- The Washington Times - Sunday, September 30, 2007


By Brian C. Anderson

ISI Books, $25, 225 pages


“Discontents,” the man said. Well. Yes. Likely we’d all agree there’s some unhappiness out there with the existing political order, or, more precisely, with the functioning of that political order.

Federal jurists commit themselves to the task of writing laws but, on the other hand, mere day makers of laws — representatives and senators — seem unable to agree what laws they should be trying to make, much less what those laws (if they made them) ought to say and do. Meanwhile, Internet visitors have taken to commanding the commander in chief to do this and that in Iraq.

Brian C. Anderson, a senior editor of the Manhattan Institute’s influential City Journal, acknowledges the zaniness of the democratic condition — which really is a condition, a state of reduced health — without surrendering to despair or the understandable tempation to go on an extended fishing trip.

He gives us instead a bright, restless little book that illuminates the problem while pointing to resources, both intellectual and moral, capable of reviving the patient. Reviving, not curing. Reviving is the most for which a democratic capitalist is entitled to hope, such are the self-cancelling factors in the whole glorious, often-nutty persuasion.

Again and again the philosophical sources Mr. Anderson invokes (to which there is a pronounced French flavor) remind us how imperfect is the quest for peace in the city of man. Invoking the philosopher Francois Furet, who died in 1997, Mr. Anderson informs us soberly that “we must not expect too much from politics.” You have to have them; still, there’s a limit to the things for which you can count on them.

The nub of the present problem with democraitc capitalism, Mr. Anderson affirms, is liberalism of the sort that Alexis de Tocqueville foresaw nearly two centuries ago, with its “passion for equality” (Mr. Anderson’s words) trumping all other considerations. A Frenchman of the 21st century, Pierre Manent, argues that democracy isn’t up to the task of telling men and women who they are and how they should live.

Why wonder at that? The egalitarianism that Mr. Anderson sees, logically, as a leading feature of democracy seems these days absolutely to forbid closing off any human mode or method to trial or employment. Thus “liberal democratic societies will struggle with a generalized moral nihilism that is subversive of bourgeois order.”

The consequences of this default can be stunning. Part of the fun, if you call it fun, of walking through this tour of modern democratic liberalism is that of hooting, with Mr. Anderson, at the nonsense propounded by such as the late Harvard philosopher John Rawls, and, worse — far worse — Jean-Paul Sartre (“a paradigmatic example of the leftist mind, in all its dodgy enthusiasms”).

Much more to the author’s liking is “the melancholy liberalism” of Bertrand de Jouvenel, a balanced and realistic thinker who enjoined his readers not to hope too much from democracy and yet to value it for its contributions to prosperity and freedom.

The still-living Mr. Manent, whom Mr. Anderson allows to sum up, wishes democrats to love democracy “moderately.” Truth, the value of human life, the meaning of beauty — democracy has no calipers for judging of these matters. Following Mr. Manent, we democrats are to work for a sort of balance in life — no relativism, thanks, and at the same time no fatal attachment to “one experience or worldview as civically absolute.”
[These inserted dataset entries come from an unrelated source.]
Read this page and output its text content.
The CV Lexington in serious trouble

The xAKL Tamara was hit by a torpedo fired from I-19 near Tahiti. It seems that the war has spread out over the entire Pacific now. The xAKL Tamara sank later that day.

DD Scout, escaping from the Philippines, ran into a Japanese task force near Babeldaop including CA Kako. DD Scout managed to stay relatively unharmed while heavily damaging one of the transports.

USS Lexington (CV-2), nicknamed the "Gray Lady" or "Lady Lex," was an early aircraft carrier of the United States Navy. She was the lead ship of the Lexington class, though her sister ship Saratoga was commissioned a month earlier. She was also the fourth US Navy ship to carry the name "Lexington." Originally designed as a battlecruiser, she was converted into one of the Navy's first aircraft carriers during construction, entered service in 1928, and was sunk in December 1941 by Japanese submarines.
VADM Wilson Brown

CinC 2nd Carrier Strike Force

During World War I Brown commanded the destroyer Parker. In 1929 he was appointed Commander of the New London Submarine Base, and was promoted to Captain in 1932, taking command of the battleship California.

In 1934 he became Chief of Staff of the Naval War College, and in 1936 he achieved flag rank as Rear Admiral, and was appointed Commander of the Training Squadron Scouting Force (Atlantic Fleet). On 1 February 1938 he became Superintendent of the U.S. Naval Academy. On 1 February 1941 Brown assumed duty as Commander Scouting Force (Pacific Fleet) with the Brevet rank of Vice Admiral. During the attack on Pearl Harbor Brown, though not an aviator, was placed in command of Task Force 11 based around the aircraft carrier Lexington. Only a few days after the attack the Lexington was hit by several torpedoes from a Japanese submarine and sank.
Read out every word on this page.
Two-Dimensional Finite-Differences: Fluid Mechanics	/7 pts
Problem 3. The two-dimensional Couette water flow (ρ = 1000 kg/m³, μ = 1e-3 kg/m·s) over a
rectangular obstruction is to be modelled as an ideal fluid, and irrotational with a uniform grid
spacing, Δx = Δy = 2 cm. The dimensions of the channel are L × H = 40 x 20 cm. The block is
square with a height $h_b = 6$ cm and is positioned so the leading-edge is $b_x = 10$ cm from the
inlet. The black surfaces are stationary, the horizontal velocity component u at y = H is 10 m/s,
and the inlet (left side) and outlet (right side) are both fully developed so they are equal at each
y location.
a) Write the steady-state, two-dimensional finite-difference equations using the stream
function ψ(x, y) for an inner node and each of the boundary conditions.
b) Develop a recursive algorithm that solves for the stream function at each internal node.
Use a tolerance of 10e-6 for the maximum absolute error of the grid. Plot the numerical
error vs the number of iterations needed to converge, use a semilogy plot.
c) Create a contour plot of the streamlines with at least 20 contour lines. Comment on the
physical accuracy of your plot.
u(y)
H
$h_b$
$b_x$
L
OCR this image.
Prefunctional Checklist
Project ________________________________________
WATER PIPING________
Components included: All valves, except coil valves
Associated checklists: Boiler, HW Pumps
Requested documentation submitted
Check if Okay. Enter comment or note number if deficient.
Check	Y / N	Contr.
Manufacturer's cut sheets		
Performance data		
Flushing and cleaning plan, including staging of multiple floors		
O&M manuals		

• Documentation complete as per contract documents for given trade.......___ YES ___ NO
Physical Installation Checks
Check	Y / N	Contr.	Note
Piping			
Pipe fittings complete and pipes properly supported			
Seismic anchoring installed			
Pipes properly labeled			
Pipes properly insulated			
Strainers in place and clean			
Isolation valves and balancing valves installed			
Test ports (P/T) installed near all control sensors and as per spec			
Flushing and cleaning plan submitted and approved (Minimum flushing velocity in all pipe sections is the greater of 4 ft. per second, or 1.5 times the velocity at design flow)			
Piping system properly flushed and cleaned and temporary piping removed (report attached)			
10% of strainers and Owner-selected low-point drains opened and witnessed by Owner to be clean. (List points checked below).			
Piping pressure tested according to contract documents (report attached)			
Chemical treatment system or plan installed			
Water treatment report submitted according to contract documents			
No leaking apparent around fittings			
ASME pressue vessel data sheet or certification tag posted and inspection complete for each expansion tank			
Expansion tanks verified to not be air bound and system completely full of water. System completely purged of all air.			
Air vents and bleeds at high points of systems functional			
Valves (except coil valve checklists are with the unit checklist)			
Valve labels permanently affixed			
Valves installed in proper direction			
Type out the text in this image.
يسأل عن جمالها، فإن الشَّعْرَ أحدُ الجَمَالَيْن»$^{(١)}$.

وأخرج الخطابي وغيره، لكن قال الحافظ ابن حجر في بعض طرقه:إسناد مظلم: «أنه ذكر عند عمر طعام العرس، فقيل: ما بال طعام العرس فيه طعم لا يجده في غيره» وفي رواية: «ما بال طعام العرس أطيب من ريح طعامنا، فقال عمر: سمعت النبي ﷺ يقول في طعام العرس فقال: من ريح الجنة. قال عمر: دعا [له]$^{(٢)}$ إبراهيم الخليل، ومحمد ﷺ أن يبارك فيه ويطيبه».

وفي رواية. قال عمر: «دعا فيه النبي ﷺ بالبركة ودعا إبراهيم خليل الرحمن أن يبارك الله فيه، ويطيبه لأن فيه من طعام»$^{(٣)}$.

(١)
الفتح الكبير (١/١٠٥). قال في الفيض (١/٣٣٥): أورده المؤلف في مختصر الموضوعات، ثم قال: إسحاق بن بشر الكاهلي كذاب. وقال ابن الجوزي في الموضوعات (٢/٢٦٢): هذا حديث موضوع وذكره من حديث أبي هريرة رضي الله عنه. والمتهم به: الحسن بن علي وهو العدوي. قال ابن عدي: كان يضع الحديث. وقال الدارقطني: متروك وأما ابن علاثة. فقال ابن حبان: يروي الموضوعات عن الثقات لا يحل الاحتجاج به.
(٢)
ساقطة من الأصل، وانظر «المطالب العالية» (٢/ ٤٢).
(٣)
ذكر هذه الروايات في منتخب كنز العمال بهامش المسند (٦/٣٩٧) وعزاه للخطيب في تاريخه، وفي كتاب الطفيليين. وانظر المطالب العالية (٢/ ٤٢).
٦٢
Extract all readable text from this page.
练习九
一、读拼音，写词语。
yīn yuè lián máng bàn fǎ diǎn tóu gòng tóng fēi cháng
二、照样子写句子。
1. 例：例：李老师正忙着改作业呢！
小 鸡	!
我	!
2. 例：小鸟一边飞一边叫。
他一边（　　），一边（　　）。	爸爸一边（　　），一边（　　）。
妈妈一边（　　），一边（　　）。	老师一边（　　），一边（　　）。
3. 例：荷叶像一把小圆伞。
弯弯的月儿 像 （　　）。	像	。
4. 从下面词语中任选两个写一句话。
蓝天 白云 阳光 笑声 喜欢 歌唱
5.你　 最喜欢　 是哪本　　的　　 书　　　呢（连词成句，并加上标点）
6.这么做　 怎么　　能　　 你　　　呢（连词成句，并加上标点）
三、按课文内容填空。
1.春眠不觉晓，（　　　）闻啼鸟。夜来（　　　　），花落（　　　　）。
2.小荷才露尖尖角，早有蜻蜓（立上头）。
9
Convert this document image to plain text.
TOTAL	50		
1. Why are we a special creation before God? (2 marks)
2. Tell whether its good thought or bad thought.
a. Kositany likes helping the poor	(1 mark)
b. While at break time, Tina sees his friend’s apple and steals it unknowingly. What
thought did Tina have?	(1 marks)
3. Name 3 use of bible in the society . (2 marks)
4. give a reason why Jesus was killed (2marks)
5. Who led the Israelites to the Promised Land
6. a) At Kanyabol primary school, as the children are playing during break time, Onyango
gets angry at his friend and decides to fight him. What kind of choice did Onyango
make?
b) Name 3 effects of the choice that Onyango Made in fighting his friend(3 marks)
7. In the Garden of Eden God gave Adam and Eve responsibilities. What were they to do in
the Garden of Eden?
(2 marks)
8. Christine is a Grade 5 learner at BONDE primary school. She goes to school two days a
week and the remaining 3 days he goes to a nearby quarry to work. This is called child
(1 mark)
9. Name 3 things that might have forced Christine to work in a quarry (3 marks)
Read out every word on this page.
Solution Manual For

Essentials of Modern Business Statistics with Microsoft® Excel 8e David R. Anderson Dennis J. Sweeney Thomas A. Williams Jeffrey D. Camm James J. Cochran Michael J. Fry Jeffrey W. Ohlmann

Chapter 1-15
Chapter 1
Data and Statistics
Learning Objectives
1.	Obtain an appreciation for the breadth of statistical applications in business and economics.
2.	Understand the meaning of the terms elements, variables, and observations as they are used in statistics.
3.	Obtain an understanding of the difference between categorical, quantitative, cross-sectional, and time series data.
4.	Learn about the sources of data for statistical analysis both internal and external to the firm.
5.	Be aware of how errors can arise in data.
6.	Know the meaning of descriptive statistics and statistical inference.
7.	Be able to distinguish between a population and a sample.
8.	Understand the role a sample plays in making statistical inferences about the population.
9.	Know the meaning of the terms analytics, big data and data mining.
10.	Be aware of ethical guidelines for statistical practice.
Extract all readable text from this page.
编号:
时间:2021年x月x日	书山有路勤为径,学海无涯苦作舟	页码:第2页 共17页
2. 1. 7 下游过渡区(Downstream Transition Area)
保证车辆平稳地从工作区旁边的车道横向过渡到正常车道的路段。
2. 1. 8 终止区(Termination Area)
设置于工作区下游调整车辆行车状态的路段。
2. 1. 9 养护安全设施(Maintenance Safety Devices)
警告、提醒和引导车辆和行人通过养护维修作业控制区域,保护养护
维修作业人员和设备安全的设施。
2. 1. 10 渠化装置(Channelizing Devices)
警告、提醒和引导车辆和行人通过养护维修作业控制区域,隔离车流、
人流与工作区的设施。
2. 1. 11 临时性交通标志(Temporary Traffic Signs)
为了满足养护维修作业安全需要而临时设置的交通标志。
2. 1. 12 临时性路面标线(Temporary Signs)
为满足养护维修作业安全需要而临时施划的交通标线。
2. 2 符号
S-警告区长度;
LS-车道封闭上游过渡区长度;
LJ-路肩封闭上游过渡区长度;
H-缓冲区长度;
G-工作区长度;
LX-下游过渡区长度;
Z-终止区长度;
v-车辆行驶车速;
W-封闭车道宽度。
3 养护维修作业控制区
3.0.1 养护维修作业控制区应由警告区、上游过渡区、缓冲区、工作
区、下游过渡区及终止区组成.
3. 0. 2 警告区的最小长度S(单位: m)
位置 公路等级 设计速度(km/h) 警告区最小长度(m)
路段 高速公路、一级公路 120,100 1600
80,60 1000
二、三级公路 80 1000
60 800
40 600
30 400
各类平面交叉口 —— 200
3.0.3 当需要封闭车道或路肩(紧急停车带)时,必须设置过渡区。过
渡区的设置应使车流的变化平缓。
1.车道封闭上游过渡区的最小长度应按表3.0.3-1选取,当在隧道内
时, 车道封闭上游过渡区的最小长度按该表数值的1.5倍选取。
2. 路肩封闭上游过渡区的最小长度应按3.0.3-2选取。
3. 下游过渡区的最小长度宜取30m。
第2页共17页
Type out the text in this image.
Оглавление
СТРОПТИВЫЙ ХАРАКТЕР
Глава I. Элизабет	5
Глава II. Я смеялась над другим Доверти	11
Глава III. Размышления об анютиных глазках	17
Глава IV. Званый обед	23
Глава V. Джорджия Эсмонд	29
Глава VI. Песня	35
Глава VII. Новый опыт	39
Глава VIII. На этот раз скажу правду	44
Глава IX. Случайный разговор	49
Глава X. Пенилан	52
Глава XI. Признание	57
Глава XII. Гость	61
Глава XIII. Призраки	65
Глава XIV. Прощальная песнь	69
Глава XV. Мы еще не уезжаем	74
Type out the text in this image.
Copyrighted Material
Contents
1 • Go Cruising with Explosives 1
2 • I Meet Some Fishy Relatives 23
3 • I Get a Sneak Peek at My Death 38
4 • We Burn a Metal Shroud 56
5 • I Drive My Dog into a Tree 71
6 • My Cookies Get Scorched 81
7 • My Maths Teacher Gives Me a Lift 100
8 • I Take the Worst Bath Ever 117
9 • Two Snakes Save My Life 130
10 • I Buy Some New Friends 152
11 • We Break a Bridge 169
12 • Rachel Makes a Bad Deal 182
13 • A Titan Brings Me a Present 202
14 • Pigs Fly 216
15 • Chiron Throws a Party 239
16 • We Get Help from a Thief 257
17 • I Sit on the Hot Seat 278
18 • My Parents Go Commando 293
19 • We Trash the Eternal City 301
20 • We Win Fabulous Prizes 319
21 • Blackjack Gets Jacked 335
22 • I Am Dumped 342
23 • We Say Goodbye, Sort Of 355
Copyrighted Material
Mr. Manent favors also a genuine role for religion (he himself being that rare Frenchman, the practicing Catholic) and “a renewed commitment to classical education.” And yet — Mr. Anderson speaking — “There is no recipe or equation in all this. We need no ideologies, no programs.”

What? No recipe, no formula? The reader who has walked this agreeable but demanding distance with Mr. Anderson may fetch up here, just as the tutor is about to take off his hiking boots. No program? The reader is well advised at this point to draw a breath, then let it out slowly. Right — no program. That would be due, I think, to the perils and vexations that programs of one kind and another have brought to democratic capitalism from the start.

A loose, almost formless concept cries out (does it not?) to be taken and shaped by those who know themselves to be master shapers — the likes of Sartre with his atheism and rejection of meaning; Rawls with his egalitarian obsessions; the U.S. Supreme Court with its off-again, on-again commitment to overriding stodgy, purblind lawmakers by means of edicts carved from clouds and cotton candy.

One good reason, I suppose, for following the broad outlines of prescription — the Bible, the altar, the classics — is that the old and the ancient, atypically in a moden society, slow down the acceleration of the idea that proceeds from the cloistered brain, the idea with power to annihilate all in its path. When you get right down to it, human modesty is the property Mr. Anderson and his philosophers would like to see once more in general circulation. It would be a change — that’s for sure.

William Murchison is a columnist for Creators Syndicate.